The Fracture REduction Evaluation Study (FREE) showed that BKP resulted in more rapid improvement in back pain relief compared to conservative care in treating acute vertebral compression fractures (VCFs). Patients also experienced more rapid improvement in quality of life, back function and mobility than with non-surgical care. The FREE study was a 300-patient, multicenter, randomized controlled trial and 1-year results were published in The Lancet. Another study by Edidin published in the Journal of Bone and Mineral Research showed significantly higher survival rates among patients treated with BKP vs. patients treated with either vertebroplasty or non-surgical care.
Kiva is a new option to treat VCFs that was not available when the FREE and Edidin studies were published. In three separate studies, Kiva was shown to be equivalent to BKP in safety, reducing pain and restoring function. An independent study published in Pain Physician Journal showed that using Kiva resulted in statistically significant advantages over BKP in addressing pain, as well as in improving longer term results by reducing future fractures.

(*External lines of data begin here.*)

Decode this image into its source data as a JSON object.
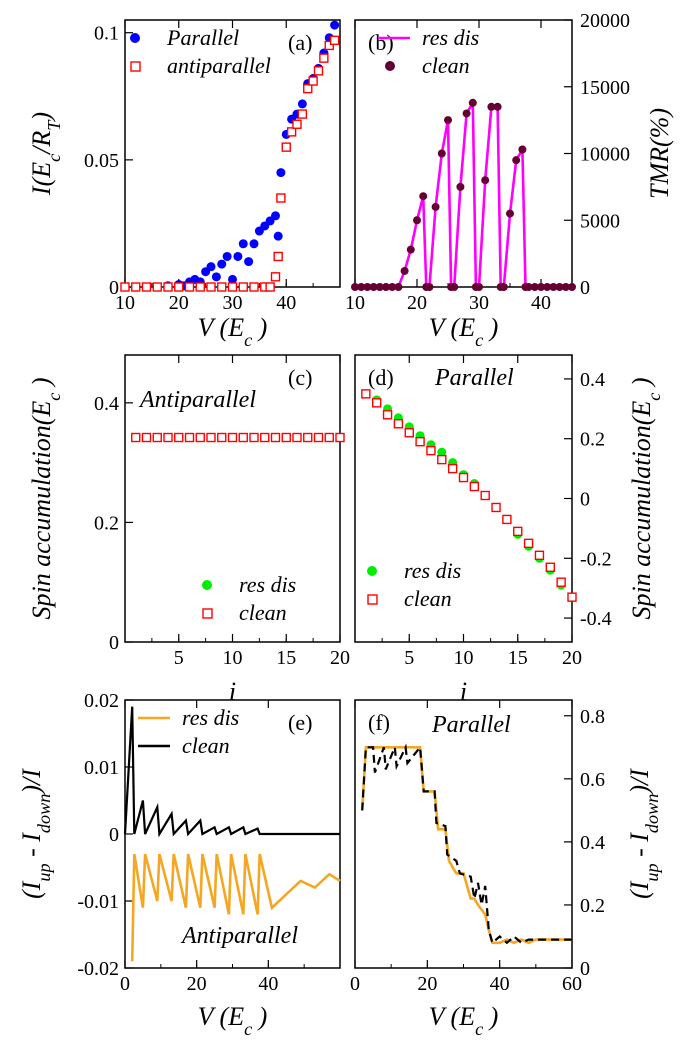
{
  "colors": {
    "blue": "#0000ff",
    "red": "#ff0000",
    "magenta": "#ff00ff",
    "maroon": "#660033",
    "green": "#00ee00",
    "orange": "#f5a623",
    "black": "#000000"
  },
  "chart_data": [
    {
      "id": "a",
      "type": "scatter",
      "panel_label": "(a)",
      "xlabel": "V (E_c )",
      "ylabel": "I(E_c/R_T)",
      "xlim": [
        10,
        50
      ],
      "ylim": [
        0,
        0.105
      ],
      "xticks": [
        10,
        20,
        30,
        40
      ],
      "yticks": [
        0,
        0.05,
        0.1
      ],
      "legend_position": "top-left",
      "series": [
        {
          "name": "Parallel",
          "marker": "circle",
          "color": "#0000ff",
          "x": [
            18,
            20,
            21,
            22,
            23,
            24,
            25,
            26,
            27,
            28,
            29,
            30,
            31,
            32,
            33,
            34,
            35,
            36,
            37,
            38,
            38.5,
            39,
            40,
            41,
            42,
            43,
            44,
            45,
            46,
            47,
            48,
            49
          ],
          "y": [
            0.0005,
            0.001,
            0.0005,
            0.002,
            0.003,
            0.002,
            0.006,
            0.008,
            0.004,
            0.009,
            0.012,
            0.003,
            0.012,
            0.017,
            0.01,
            0.017,
            0.022,
            0.024,
            0.026,
            0.028,
            0.02,
            0.045,
            0.06,
            0.066,
            0.068,
            0.072,
            0.08,
            0.082,
            0.086,
            0.092,
            0.098,
            0.103
          ]
        },
        {
          "name": "antiparallel",
          "marker": "square",
          "color": "#ff0000",
          "x": [
            10,
            12,
            14,
            16,
            18,
            20,
            22,
            24,
            26,
            28,
            30,
            32,
            34,
            36,
            37,
            38,
            38.5,
            39,
            40,
            41,
            42,
            43,
            44,
            45,
            46,
            47,
            48,
            49
          ],
          "y": [
            0,
            0,
            0,
            0,
            0,
            0,
            0,
            0,
            0,
            0,
            0,
            0,
            0,
            0,
            0,
            0.004,
            0.012,
            0.035,
            0.055,
            0.061,
            0.064,
            0.068,
            0.078,
            0.081,
            0.085,
            0.09,
            0.095,
            0.097
          ]
        }
      ]
    },
    {
      "id": "b",
      "type": "scatter",
      "panel_label": "(b)",
      "xlabel": "V (E_c )",
      "ylabel": "TMR(%)",
      "xlim": [
        10,
        45
      ],
      "ylim": [
        0,
        20000
      ],
      "xticks": [
        10,
        20,
        30,
        40
      ],
      "yticks": [
        0,
        5000,
        10000,
        15000,
        20000
      ],
      "legend_position": "top-center",
      "series": [
        {
          "name": "res dis",
          "style": "line",
          "color": "#ff00ff",
          "x": [
            10,
            17,
            18,
            19,
            20,
            21,
            21.5,
            22,
            23,
            24,
            25,
            25.5,
            26,
            27,
            28,
            29,
            29.5,
            30,
            31,
            32,
            33,
            33.5,
            34,
            35,
            36,
            37,
            37.5,
            38,
            40,
            45
          ],
          "y": [
            0,
            0,
            1200,
            2800,
            5000,
            6800,
            0,
            0,
            6000,
            10000,
            12500,
            0,
            0,
            7500,
            13000,
            13800,
            0,
            0,
            8000,
            13500,
            13500,
            0,
            0,
            5500,
            9500,
            10300,
            0,
            0,
            0,
            0
          ]
        },
        {
          "name": "clean",
          "style": "marker",
          "color": "#660033",
          "x": [
            10,
            11,
            12,
            13,
            14,
            15,
            16,
            17,
            18,
            19,
            20,
            21,
            21.5,
            22,
            23,
            24,
            25,
            25.5,
            26,
            27,
            28,
            29,
            29.5,
            30,
            31,
            32,
            33,
            33.5,
            34,
            35,
            36,
            37,
            37.5,
            38,
            39,
            40,
            41,
            42,
            43,
            44,
            45
          ],
          "y": [
            0,
            0,
            0,
            0,
            0,
            0,
            0,
            0,
            1200,
            2800,
            5000,
            6800,
            0,
            0,
            6000,
            10000,
            12500,
            0,
            0,
            7500,
            13000,
            13800,
            0,
            0,
            8000,
            13500,
            13500,
            0,
            0,
            5500,
            9500,
            10300,
            0,
            0,
            0,
            0,
            0,
            0,
            0,
            0,
            0
          ]
        }
      ]
    },
    {
      "id": "c",
      "type": "scatter",
      "panel_label": "(c)",
      "title": "Antiparallel",
      "xlabel": "i",
      "ylabel": "Spin accumulation(E_c )",
      "xlim": [
        0,
        20
      ],
      "ylim": [
        0,
        0.48
      ],
      "xticks": [
        5,
        10,
        15,
        20
      ],
      "yticks": [
        0,
        0.2,
        0.4
      ],
      "legend_position": "bottom-right",
      "series": [
        {
          "name": "res dis",
          "marker": "circle",
          "color": "#00ee00",
          "x": [
            1,
            2,
            3,
            4,
            5,
            6,
            7,
            8,
            9,
            10,
            11,
            12,
            13,
            14,
            15,
            16,
            17,
            18,
            19,
            20
          ],
          "y": [
            0.342,
            0.342,
            0.342,
            0.342,
            0.342,
            0.342,
            0.342,
            0.342,
            0.342,
            0.342,
            0.342,
            0.342,
            0.342,
            0.342,
            0.342,
            0.342,
            0.342,
            0.342,
            0.342,
            0.342
          ]
        },
        {
          "name": "clean",
          "marker": "square",
          "color": "#ff0000",
          "x": [
            1,
            2,
            3,
            4,
            5,
            6,
            7,
            8,
            9,
            10,
            11,
            12,
            13,
            14,
            15,
            16,
            17,
            18,
            19,
            20
          ],
          "y": [
            0.342,
            0.342,
            0.342,
            0.342,
            0.342,
            0.342,
            0.342,
            0.342,
            0.342,
            0.342,
            0.342,
            0.342,
            0.342,
            0.342,
            0.342,
            0.342,
            0.342,
            0.342,
            0.342,
            0.342
          ]
        }
      ]
    },
    {
      "id": "d",
      "type": "scatter",
      "panel_label": "(d)",
      "title": "Parallel",
      "xlabel": "i",
      "ylabel": "Spin accumulation(E_c )",
      "xlim": [
        0,
        20
      ],
      "ylim": [
        -0.48,
        0.48
      ],
      "xticks": [
        5,
        10,
        15,
        20
      ],
      "yticks": [
        -0.4,
        -0.2,
        0,
        0.2,
        0.4
      ],
      "legend_position": "bottom-left",
      "series": [
        {
          "name": "res dis",
          "marker": "circle",
          "color": "#00ee00",
          "x": [
            1,
            2,
            3,
            4,
            5,
            6,
            7,
            8,
            9,
            10,
            11,
            12,
            13,
            14,
            15,
            16,
            17,
            18,
            19,
            20
          ],
          "y": [
            0.35,
            0.33,
            0.3,
            0.27,
            0.24,
            0.21,
            0.18,
            0.155,
            0.12,
            0.08,
            0.05,
            0.01,
            -0.03,
            -0.07,
            -0.12,
            -0.16,
            -0.2,
            -0.24,
            -0.29,
            -0.33
          ]
        },
        {
          "name": "clean",
          "marker": "square",
          "color": "#ff0000",
          "x": [
            1,
            2,
            3,
            4,
            5,
            6,
            7,
            8,
            9,
            10,
            11,
            12,
            13,
            14,
            15,
            16,
            17,
            18,
            19,
            20
          ],
          "y": [
            0.35,
            0.32,
            0.28,
            0.25,
            0.22,
            0.19,
            0.16,
            0.13,
            0.1,
            0.07,
            0.04,
            0.01,
            -0.03,
            -0.07,
            -0.11,
            -0.15,
            -0.19,
            -0.23,
            -0.28,
            -0.33
          ]
        }
      ]
    },
    {
      "id": "e",
      "type": "line",
      "panel_label": "(e)",
      "title": "Antiparallel",
      "xlabel": "V (E_c )",
      "ylabel": "(I_up - I_down)/I",
      "xlim": [
        0,
        60
      ],
      "ylim": [
        -0.02,
        0.02
      ],
      "xticks": [
        0,
        20,
        40
      ],
      "yticks": [
        -0.02,
        -0.01,
        0,
        0.01,
        0.02
      ],
      "legend_position": "top-right",
      "series": [
        {
          "name": "res dis",
          "color": "#f5a623",
          "x": [
            2,
            2.6,
            5,
            5.6,
            9,
            9.6,
            13,
            13.6,
            17,
            17.6,
            21,
            21.6,
            25,
            25.6,
            29,
            29.6,
            33,
            33.6,
            37,
            37.6,
            41,
            45,
            49,
            53,
            57,
            60
          ],
          "y": [
            -0.019,
            -0.003,
            -0.011,
            -0.003,
            -0.01,
            -0.003,
            -0.01,
            -0.003,
            -0.011,
            -0.003,
            -0.011,
            -0.003,
            -0.011,
            -0.003,
            -0.012,
            -0.003,
            -0.012,
            -0.003,
            -0.012,
            -0.003,
            -0.011,
            -0.009,
            -0.007,
            -0.008,
            -0.006,
            -0.007
          ]
        },
        {
          "name": "clean",
          "color": "#000000",
          "x": [
            0,
            2,
            2.6,
            5,
            5.6,
            9,
            9.6,
            13,
            13.6,
            17,
            17.6,
            21,
            21.6,
            25,
            25.6,
            29,
            29.6,
            33,
            33.6,
            37,
            37.6,
            41,
            60
          ],
          "y": [
            0,
            0.019,
            0,
            0.005,
            0,
            0.004,
            0,
            0.003,
            0,
            0.002,
            0,
            0.002,
            0,
            0.001,
            0,
            0.001,
            0,
            0.001,
            0,
            0.0008,
            0,
            0,
            0
          ]
        }
      ]
    },
    {
      "id": "f",
      "type": "line",
      "panel_label": "(f)",
      "title": "Parallel",
      "xlabel": "V (E_c )",
      "ylabel": "(I_up - I_down)/I",
      "xlim": [
        0,
        60
      ],
      "ylim": [
        0,
        0.85
      ],
      "xticks": [
        0,
        20,
        40,
        60
      ],
      "yticks": [
        0,
        0.2,
        0.4,
        0.6,
        0.8
      ],
      "series": [
        {
          "name": "res dis",
          "color": "#f5a623",
          "x": [
            2,
            3,
            5,
            8,
            10,
            12,
            14,
            16,
            18,
            19,
            22,
            23,
            25,
            26,
            28,
            30,
            32,
            33,
            34,
            36,
            37,
            38,
            40,
            42,
            44,
            46,
            48,
            50,
            55,
            60
          ],
          "y": [
            0.5,
            0.7,
            0.7,
            0.7,
            0.7,
            0.7,
            0.7,
            0.7,
            0.7,
            0.56,
            0.56,
            0.44,
            0.44,
            0.34,
            0.3,
            0.3,
            0.22,
            0.22,
            0.2,
            0.17,
            0.12,
            0.08,
            0.08,
            0.09,
            0.08,
            0.09,
            0.08,
            0.09,
            0.09,
            0.09
          ]
        },
        {
          "name": "clean",
          "color": "#000000",
          "x": [
            2,
            3,
            5,
            5.5,
            8,
            8.5,
            11,
            11.5,
            14,
            14.5,
            18,
            19,
            22,
            22.5,
            25,
            25.5,
            28,
            29,
            32,
            33,
            34,
            35,
            36,
            37,
            38,
            40,
            42,
            44,
            46,
            48,
            50,
            55,
            60
          ],
          "y": [
            0.5,
            0.7,
            0.7,
            0.62,
            0.7,
            0.63,
            0.7,
            0.64,
            0.7,
            0.65,
            0.7,
            0.56,
            0.56,
            0.46,
            0.45,
            0.36,
            0.34,
            0.3,
            0.29,
            0.22,
            0.27,
            0.2,
            0.26,
            0.12,
            0.08,
            0.1,
            0.08,
            0.1,
            0.08,
            0.09,
            0.09,
            0.09,
            0.09
          ]
        }
      ]
    }
  ]
}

In my opinion, significant clinical evidence demonstrates that vertebral augmentation, particularly BKP, provides greater and faster pain relief and improved function than conservative care and should be considered earlier than at 6 weeks. Now Kiva presents us with a new option for vertebral augmentation that, based on initial research, appears to demonstrate advantages over BKP.
Wayne Olan, MD, is the director of Minimally Invasive and Endovascular Neurosurgery at GW Hospital and an Associate Professor of Neurosurgery and Radiology, in Bethesda, Md.
Disclosure: Olan is a consultant for Benvenue Medical and is on the speaker’s bureau for Benvenue Medical and Stryker.